Monday 3 August 2015

Beethoven and the Ode to Joy

"What art offers is space - a certain breathing room for the spirit." (John Updike)

I make no apologies for adding the above recording to this blog. I think I've listened to this track (on a different recording) literally hundreds of times in my car. I've started to judge the lengths of journeys by the number of times I can play it - each time it's eleven and a half  minutes on my car DVD - a bit faster than this version. I try to move on to the contemplative 3rd movement but invariably switch this one back on.

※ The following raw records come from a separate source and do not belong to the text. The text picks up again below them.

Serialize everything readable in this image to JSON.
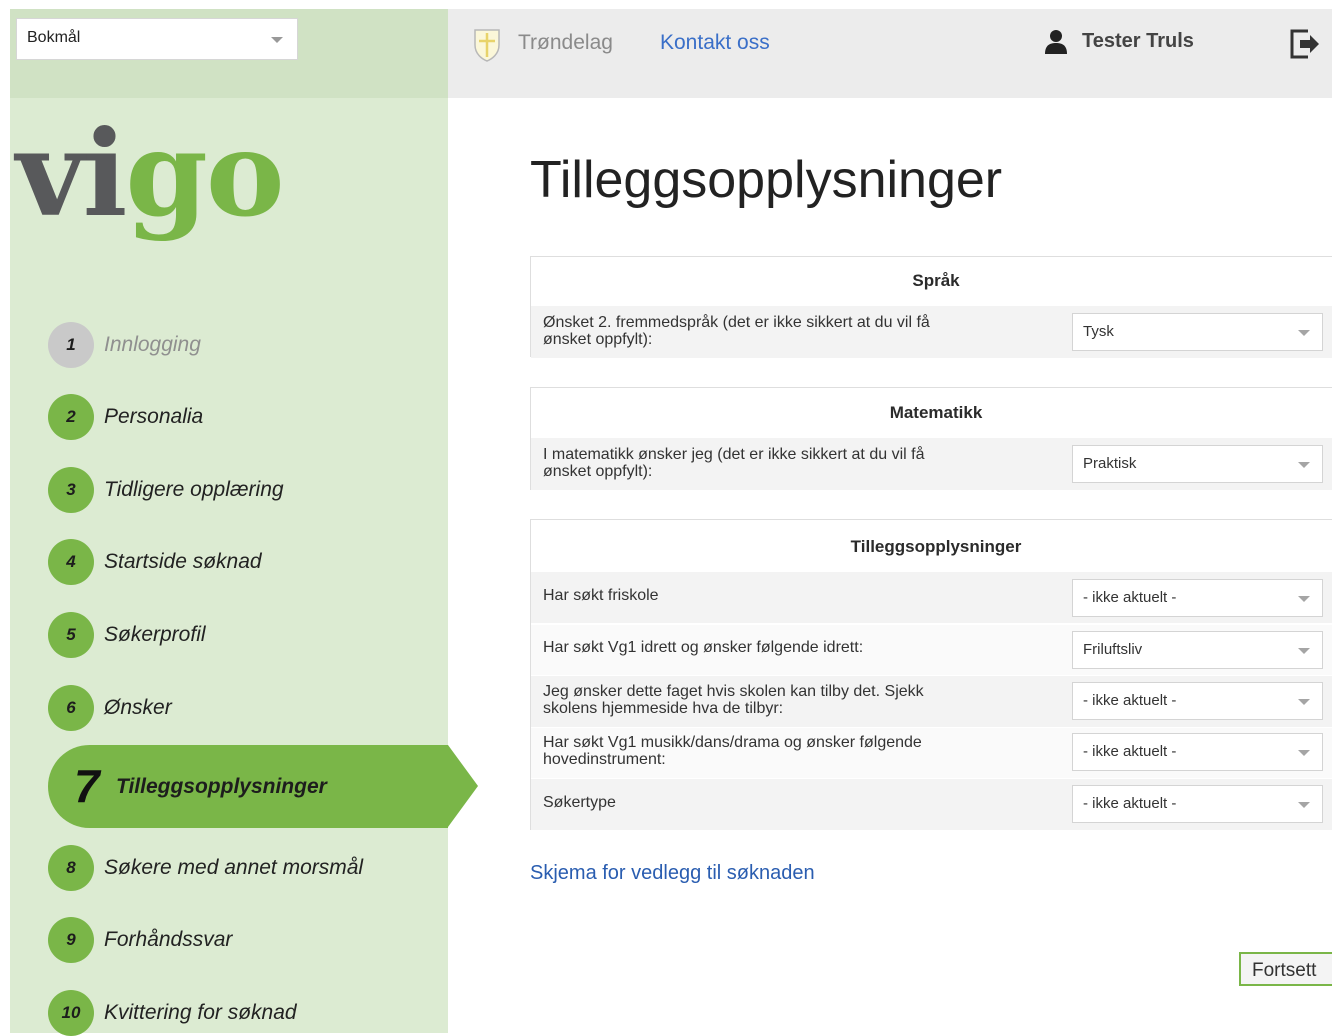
{
  "language_select": {
    "value": "Bokmål"
  },
  "logo": {
    "part1": "vi",
    "part2": "go"
  },
  "topbar": {
    "region": "Trøndelag",
    "contact": "Kontakt oss",
    "user": "Tester Truls",
    "icons": [
      "shield-icon",
      "user-icon",
      "logout-icon"
    ]
  },
  "steps": [
    {
      "num": "1",
      "label": "Innlogging"
    },
    {
      "num": "2",
      "label": "Personalia"
    },
    {
      "num": "3",
      "label": "Tidligere opplæring"
    },
    {
      "num": "4",
      "label": "Startside søknad"
    },
    {
      "num": "5",
      "label": "Søkerprofil"
    },
    {
      "num": "6",
      "label": "Ønsker"
    },
    {
      "num": "7",
      "label": "Tilleggsopplysninger"
    },
    {
      "num": "8",
      "label": "Søkere med annet morsmål"
    },
    {
      "num": "9",
      "label": "Forhåndssvar"
    },
    {
      "num": "10",
      "label": "Kvittering for søknad"
    }
  ],
  "main": {
    "title": "Tilleggsopplysninger",
    "sprak": {
      "heading": "Språk",
      "question_line1": "Ønsket 2. fremmedspråk (det er ikke sikkert at du vil få",
      "question_line2": "ønsket oppfylt):",
      "value": "Tysk"
    },
    "matematikk": {
      "heading": "Matematikk",
      "question_line1": "I matematikk ønsker jeg (det er ikke sikkert at du vil få",
      "question_line2": "ønsket oppfylt):",
      "value": "Praktisk"
    },
    "tillegg": {
      "heading": "Tilleggsopplysninger",
      "rows": [
        {
          "line1": "Har søkt friskole",
          "line2": "",
          "value": "- ikke aktuelt -"
        },
        {
          "line1": "Har søkt Vg1 idrett og ønsker følgende idrett:",
          "line2": "",
          "value": "Friluftsliv"
        },
        {
          "line1": "Jeg ønsker dette faget hvis skolen kan tilby det. Sjekk",
          "line2": "skolens hjemmeside hva de tilbyr:",
          "value": "- ikke aktuelt -"
        },
        {
          "line1": "Har søkt Vg1 musikk/dans/drama og ønsker følgende",
          "line2": "hovedinstrument:",
          "value": "- ikke aktuelt -"
        },
        {
          "line1": "Søkertype",
          "line2": "",
          "value": "- ikke aktuelt -"
        }
      ]
    },
    "attachment_link": "Skjema for vedlegg til søknaden",
    "continue_button": "Fortsett"
  }
}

Am I hooked? Probably. Beethoven really was the greatest of the greats. How many composers coming after him drew from the wealth of his imagination and spirit? I can tell you - all of them. This music makes me want to laugh and cry simultaneously. It has all the elements of nobility without losing the playfulness of (symphonic) music. It takes a whole lot of musicians to play - musicians devoted to their instruments and the music - and invariably to Beethoven, even if they were to deny it, and to be honest, I've never come across any musician who denies Beethoven. 

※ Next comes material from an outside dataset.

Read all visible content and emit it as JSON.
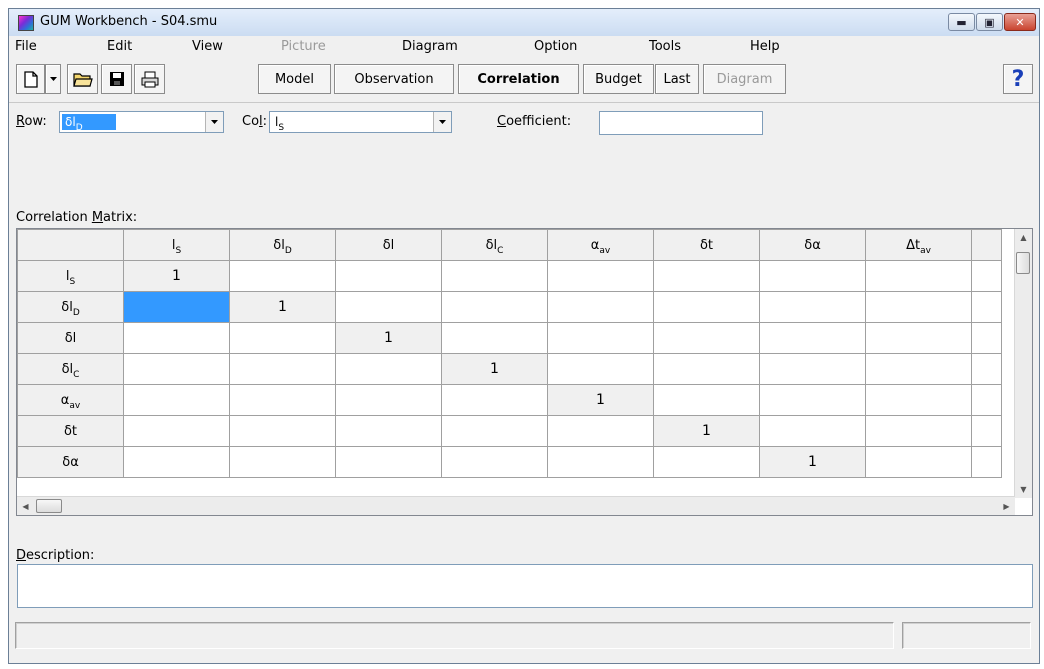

Singers get to sing the fourth movement. I've sung it - though Beethoven treats the alto in a rather miserly way. Usually, the singers are not called on stage until the 4th and last movement so soloists have to listen from the wings or over the loudspeakers. Maybe Beethoven could hear even less of an alto than of any other voice. He was deaf when he wrote this music, but I understand that he was still able to hear shreds of high violin music. He was as old as my father when they both died - aged 57. My father was deaf (and my hearing could be better), but his spirit lives on in the music Beethoven wrote. Maybe all spirits live on in music. 

I downloaded a score of the second movement so that I could look at what Beethoven did with the notes. The visuals bounce along with the sound you can hear as a musician reading a score. The vivacity is all there - written down nearly 200 years ago and still as fresh as a daisy. Elements of folk music squeeze through in the quiet passages. Village hops, fairy-tale woods, pipers playing panpipes - all there for want of listening. And then we dance off into the sunset...... 

My day can now go ahead, but I'll just listen to the recording once more before breakfast.